The IRS concludes that the proposal would not create an additional cash or deferred compensation arrangement under IRS Code § 401(k) because it would not permit employees to choose between having the employer contribution paid in cash or contributing it to a deferred compensation plan. Therefore, the employer contribution was not an employee pre-tax contribution subject to the annual elective deferral limitation. The letter goes on to state that the HRA would still meet applicable HRA requirements and that employee allocation of funds to their HSAs would still be excludable from their gross income so long as the contributions do not exceed the IRS statutory limits for HSAs. The letter concludes by determining that the proposed amendment does not affect the treatment of payments from an EA Program as excludable from gross income subject to the IRS Code statutory limit and, therefore, would not disqualify the EA Program under the IRS Code

California Updates Payroll Tax for Short-Term Disability

Annually, the California Employment Development Department (EDD) updates the California state disability insurance (SDI) contribution rate. Starting January 1, 2025, California is projected to increase the SDI contribution rate from 1.1% in 2024 to 1.2% in 2025. As a reminder, the taxable wage ceiling for state disability insurance was removed in 2024. Access our July 2023 Alert on this change.

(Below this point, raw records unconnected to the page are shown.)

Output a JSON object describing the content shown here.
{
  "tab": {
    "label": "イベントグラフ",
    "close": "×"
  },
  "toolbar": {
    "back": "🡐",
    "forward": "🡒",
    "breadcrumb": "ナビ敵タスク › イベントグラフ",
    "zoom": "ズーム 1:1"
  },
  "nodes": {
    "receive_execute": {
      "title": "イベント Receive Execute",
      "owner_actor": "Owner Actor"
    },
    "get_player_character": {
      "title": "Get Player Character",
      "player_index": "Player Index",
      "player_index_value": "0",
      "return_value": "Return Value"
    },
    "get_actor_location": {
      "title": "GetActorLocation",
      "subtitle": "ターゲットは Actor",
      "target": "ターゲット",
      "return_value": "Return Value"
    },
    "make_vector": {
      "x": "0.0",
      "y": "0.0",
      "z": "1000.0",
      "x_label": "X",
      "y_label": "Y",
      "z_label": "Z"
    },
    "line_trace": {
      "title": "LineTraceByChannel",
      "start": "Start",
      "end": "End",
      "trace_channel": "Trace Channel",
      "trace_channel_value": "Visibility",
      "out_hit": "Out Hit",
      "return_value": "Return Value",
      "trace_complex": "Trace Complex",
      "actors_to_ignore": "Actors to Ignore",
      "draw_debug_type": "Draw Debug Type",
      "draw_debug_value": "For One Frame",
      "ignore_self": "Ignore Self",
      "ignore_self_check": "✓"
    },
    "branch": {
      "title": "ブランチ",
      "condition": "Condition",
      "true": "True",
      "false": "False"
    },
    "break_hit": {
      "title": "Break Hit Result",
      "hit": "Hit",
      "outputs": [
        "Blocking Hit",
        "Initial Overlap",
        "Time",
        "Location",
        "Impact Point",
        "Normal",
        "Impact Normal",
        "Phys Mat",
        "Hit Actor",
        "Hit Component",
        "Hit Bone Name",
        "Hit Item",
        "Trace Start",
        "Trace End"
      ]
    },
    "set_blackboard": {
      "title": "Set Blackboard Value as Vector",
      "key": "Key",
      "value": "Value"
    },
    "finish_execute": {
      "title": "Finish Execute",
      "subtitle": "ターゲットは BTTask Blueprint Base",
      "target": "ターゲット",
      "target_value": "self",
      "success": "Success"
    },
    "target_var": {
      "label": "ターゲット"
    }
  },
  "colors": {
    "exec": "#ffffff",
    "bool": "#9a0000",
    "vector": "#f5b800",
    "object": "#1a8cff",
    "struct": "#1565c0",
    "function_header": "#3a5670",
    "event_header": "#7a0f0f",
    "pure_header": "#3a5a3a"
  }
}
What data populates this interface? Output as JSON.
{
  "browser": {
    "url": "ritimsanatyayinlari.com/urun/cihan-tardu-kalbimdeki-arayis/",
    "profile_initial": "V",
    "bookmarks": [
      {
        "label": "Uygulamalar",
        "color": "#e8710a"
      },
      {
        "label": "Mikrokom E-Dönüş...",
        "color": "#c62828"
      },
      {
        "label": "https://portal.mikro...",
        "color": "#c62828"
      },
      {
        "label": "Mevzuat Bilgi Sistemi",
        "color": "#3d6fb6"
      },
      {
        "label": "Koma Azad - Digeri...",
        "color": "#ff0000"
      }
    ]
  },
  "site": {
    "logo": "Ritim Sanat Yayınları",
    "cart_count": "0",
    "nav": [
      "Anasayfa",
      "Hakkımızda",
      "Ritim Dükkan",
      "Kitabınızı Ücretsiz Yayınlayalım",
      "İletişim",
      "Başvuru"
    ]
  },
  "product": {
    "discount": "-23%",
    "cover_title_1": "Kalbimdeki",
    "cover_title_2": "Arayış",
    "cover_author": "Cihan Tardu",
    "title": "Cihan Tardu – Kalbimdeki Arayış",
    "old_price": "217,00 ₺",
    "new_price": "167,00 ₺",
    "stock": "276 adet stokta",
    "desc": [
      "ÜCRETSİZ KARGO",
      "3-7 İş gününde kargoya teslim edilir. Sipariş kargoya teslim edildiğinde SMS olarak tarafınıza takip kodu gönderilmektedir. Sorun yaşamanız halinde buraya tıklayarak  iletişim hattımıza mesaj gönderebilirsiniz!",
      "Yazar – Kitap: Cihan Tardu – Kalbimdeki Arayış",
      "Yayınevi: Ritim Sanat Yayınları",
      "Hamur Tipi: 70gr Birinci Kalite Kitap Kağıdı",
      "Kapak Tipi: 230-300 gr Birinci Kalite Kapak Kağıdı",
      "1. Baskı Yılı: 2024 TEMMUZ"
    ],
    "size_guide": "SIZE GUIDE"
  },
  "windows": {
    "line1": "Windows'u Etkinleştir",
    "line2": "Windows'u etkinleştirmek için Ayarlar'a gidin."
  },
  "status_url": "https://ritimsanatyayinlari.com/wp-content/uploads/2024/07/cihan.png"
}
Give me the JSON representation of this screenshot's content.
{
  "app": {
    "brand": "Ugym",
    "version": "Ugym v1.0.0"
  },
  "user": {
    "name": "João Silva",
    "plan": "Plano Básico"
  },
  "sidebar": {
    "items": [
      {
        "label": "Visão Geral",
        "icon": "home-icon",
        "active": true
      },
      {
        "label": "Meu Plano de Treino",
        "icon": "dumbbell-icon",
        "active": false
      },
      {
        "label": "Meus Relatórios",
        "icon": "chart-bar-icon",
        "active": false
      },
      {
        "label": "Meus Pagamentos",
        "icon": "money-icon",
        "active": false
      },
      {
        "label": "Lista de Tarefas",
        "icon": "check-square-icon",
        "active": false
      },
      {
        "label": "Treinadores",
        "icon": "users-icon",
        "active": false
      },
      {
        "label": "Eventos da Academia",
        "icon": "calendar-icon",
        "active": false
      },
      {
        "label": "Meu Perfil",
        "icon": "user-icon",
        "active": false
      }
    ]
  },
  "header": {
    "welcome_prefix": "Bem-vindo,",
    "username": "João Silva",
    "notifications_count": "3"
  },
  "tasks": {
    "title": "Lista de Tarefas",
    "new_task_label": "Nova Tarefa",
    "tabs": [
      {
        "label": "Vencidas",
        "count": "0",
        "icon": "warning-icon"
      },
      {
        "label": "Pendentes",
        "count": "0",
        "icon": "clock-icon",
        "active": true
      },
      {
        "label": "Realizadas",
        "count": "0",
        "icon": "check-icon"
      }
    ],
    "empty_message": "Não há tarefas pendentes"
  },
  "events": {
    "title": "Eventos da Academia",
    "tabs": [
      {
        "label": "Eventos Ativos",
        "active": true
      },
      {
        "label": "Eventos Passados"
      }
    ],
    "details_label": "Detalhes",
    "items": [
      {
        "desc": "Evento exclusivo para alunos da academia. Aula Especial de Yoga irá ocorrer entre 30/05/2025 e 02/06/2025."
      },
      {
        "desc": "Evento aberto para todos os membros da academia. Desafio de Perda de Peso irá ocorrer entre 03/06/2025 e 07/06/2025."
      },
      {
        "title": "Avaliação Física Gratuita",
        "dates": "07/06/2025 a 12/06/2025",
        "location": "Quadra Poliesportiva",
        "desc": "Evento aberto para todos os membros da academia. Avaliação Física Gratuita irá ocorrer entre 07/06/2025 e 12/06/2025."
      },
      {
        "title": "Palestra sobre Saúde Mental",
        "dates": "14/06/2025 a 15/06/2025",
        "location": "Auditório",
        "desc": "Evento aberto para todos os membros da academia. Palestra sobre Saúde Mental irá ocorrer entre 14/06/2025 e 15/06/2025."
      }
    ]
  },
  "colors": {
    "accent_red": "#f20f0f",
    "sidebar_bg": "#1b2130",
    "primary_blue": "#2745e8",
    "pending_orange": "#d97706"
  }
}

Additionally, beginning in 2025, California SDI benefits will cover 90% of wages for low-wage workers and 70% up to a cap for other workers. These benefit amounts are adjusted periodically for inflation, and the increases are intended to provide support for lower-wage earners in California.

San Francisco OLSE Updates 2025 HCSO Expenditure Rates

Recently, the San Francisco Office of Labor Standards Enforcement (OLSE) updated the health care expenditure (HCE) rates used to determine the health care security ordinance (HCSO) expenditure requirement for 2025. As of January 1, 2025, the required HCE amount to satisfy the HCSO expenditure requirement for large businesses (those with 100 or greater workers) will be $3.85 per payable hour on behalf of all covered employees, an increase from the 2024 rate of $3.52 per employee per hour. For medium-sized businesses (those with 20 to 99 workers), the HCE will be $2.56 per payable hour on behalf of all covered employees, an increase from the 2024 rate of $2.34 per employee per hour. Employers with less than 20 employees are exempt from the HCSO expenditure requirement. The 2025 exemption threshold for managerial, supervisorial, or confidential workers will be $125,405 annually (or $60.29 hourly).